Introdução
Carrego essas palavras como um sussurro íntimo, um pedido silencioso ao meu próprio coração. Durante muito tempo, aceitei dores que não merecia, me calei diante de situações que me feriam e me coloquei em lugares que apagavam minha essência. Hoje, ao olhar para trás, percebo que cada escolha, ainda que difícil, foi parte da minha caminhada.

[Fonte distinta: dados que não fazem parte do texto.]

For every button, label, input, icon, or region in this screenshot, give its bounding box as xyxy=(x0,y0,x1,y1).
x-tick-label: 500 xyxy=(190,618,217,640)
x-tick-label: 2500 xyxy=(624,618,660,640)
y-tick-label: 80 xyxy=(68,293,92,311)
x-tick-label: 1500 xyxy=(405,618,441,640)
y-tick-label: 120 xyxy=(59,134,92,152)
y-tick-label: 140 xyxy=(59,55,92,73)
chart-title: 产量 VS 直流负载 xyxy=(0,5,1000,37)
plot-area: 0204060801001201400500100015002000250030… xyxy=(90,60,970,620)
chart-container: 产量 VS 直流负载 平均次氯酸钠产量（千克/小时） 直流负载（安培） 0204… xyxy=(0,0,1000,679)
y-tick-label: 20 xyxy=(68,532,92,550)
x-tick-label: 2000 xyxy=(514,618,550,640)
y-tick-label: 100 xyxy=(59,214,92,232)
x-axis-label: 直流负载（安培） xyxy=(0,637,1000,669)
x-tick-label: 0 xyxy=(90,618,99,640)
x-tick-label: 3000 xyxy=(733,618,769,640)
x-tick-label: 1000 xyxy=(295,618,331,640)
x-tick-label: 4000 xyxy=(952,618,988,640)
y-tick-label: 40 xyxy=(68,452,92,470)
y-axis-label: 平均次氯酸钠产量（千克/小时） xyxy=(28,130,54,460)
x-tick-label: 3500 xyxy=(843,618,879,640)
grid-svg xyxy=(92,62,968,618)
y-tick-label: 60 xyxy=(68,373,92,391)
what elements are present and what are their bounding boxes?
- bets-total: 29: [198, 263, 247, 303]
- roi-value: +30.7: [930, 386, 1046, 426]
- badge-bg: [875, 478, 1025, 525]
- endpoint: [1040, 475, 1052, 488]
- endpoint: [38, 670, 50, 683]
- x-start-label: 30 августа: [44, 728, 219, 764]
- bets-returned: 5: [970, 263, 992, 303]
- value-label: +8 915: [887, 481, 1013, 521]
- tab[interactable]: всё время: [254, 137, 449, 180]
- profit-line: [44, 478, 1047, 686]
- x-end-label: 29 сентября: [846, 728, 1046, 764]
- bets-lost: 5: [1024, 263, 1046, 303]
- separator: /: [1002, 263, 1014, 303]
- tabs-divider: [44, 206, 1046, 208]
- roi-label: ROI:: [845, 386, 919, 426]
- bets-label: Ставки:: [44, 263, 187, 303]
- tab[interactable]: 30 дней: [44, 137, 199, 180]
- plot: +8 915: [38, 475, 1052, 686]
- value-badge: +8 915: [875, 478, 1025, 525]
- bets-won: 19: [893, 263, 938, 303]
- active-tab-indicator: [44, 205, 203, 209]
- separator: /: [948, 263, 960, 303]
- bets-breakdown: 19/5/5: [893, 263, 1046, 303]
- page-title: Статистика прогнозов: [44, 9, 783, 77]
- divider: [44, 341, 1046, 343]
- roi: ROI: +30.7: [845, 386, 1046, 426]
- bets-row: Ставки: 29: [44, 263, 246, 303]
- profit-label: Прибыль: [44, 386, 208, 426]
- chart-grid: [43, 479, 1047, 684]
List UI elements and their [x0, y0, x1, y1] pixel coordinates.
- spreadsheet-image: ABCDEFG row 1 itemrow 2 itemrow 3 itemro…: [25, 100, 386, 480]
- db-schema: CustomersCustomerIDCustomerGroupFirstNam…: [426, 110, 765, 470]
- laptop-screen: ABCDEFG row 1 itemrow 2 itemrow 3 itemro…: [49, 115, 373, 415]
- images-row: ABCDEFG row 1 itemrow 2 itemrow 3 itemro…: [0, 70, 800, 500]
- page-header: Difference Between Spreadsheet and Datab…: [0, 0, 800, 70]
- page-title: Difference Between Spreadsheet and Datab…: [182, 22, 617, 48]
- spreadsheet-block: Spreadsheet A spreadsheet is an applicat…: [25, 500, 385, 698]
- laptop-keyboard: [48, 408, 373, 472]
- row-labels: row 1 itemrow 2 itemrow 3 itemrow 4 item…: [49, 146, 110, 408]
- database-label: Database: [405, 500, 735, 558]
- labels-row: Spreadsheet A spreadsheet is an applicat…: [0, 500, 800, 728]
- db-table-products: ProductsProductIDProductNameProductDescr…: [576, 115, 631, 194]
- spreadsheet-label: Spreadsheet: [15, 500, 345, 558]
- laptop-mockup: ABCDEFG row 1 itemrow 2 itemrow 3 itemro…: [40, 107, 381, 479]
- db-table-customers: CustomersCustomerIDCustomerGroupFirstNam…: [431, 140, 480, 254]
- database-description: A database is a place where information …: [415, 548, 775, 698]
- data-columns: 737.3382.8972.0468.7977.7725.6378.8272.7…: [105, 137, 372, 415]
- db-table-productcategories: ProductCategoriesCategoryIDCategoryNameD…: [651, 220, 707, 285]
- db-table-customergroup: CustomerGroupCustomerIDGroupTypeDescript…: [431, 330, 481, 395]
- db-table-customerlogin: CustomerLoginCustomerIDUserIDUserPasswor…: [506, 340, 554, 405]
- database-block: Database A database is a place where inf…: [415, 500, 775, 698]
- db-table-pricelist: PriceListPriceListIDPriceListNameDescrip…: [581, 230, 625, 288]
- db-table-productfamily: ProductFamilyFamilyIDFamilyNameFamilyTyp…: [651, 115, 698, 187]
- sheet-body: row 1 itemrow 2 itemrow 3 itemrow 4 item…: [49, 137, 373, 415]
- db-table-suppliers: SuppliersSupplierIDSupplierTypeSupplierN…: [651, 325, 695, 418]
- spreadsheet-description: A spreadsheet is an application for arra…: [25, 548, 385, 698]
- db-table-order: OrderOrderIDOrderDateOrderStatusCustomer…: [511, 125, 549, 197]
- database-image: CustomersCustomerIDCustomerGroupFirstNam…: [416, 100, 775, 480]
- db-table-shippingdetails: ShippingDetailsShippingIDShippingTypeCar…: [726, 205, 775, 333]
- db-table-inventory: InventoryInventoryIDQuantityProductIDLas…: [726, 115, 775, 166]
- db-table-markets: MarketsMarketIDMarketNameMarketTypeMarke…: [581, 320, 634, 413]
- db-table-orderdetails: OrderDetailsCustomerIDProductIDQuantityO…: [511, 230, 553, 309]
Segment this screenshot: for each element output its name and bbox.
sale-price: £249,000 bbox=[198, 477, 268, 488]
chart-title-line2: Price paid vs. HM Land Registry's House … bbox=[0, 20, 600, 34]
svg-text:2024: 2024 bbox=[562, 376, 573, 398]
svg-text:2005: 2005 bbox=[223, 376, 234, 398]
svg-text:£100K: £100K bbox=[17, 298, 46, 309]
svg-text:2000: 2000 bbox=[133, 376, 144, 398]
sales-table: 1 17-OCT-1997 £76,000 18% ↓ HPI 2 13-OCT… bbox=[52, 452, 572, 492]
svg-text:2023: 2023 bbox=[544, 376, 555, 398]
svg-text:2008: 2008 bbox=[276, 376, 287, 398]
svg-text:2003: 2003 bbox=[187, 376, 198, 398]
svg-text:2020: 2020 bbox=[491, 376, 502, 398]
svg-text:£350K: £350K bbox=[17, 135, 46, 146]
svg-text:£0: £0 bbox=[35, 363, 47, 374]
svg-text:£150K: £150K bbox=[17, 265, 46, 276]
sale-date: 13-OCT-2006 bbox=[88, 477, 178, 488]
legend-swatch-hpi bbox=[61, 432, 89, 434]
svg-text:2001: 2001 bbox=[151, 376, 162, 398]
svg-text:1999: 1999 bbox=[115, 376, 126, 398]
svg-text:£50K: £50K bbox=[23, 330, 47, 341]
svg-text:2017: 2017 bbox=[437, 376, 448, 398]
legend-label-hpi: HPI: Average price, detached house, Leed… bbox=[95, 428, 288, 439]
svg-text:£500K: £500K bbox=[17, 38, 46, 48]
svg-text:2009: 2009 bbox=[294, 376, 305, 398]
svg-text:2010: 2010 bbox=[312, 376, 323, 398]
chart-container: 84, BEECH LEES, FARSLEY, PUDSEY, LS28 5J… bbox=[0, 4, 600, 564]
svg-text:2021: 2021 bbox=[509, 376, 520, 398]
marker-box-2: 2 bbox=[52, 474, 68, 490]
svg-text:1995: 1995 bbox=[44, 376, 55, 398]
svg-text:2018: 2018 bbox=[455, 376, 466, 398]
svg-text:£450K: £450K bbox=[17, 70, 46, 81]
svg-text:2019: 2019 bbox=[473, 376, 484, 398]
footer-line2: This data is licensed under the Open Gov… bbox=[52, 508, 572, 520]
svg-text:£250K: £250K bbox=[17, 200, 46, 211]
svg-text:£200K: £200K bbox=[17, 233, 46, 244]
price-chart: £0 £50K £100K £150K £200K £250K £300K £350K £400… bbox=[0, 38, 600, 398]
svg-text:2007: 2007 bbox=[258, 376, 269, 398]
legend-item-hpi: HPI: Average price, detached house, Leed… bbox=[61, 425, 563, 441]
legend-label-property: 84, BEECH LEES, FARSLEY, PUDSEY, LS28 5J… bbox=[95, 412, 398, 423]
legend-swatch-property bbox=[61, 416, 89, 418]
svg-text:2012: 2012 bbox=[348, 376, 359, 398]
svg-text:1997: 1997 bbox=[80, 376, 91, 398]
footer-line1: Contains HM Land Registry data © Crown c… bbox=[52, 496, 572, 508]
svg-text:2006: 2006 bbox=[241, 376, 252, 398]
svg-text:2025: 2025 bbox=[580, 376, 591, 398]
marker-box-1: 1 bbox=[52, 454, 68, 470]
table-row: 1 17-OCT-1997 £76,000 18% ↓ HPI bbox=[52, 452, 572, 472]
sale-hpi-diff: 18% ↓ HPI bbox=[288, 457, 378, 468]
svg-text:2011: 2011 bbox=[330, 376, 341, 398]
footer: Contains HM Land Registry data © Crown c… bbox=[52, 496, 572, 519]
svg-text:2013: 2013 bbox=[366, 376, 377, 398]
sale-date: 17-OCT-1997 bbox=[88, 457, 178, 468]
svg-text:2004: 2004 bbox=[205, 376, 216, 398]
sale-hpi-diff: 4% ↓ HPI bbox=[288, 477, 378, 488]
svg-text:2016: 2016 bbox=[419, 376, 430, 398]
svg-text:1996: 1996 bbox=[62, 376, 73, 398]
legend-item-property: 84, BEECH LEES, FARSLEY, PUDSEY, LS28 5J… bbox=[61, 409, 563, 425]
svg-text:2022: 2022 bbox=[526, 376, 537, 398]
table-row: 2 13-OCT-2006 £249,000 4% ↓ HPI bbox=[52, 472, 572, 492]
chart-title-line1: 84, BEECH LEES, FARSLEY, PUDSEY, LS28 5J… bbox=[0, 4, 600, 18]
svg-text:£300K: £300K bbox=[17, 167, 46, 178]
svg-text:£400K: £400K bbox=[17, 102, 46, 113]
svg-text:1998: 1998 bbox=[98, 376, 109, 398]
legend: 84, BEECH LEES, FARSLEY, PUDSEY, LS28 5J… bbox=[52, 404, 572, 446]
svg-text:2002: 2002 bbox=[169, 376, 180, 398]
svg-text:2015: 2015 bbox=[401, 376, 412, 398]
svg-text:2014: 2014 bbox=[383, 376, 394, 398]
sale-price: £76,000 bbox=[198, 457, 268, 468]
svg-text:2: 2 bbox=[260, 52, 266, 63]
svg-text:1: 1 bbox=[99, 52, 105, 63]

O perdão que busco não é para os outros, mas para mim mesma. Perdoar-me por ter sido dura comigo, por ter ignorado meus limites, por ter acreditado que precisava suportar mais do que deveria. Esse perdão é um ato de amor, um gesto de acolhimento, uma forma de dizer: “Eu mereço paz, eu mereço leveza, eu mereço recomeçar.”
Que um dia eu consiga me abraçar sem julgamentos, me olhar sem cobranças e me aceitar com todas as cicatrizes que carrego. Porque cada marca é prova da minha resistência, e cada queda é lembrança da minha força.
E quando esse dia chegar, sei que estarei inteira, não porque nunca sofri, mas porque finalmente aprendi a me perdoar por tudo o que me submeti.
Conclusão
O caminho do perdão próprio é lento, mas é também libertador. Quando finalmente conseguimos nos acolher sem julgamentos, descobrimos que não somos definidos apenas pelas quedas, mas pela força de levantar e seguir. Que cada leitor que se identificar com essas palavras encontre também a esperança de se abraçar com ternura e se permitir recomeçar.
“Perdoar-se é libertar-se. E na liberdade, reencontrar a própria paz.”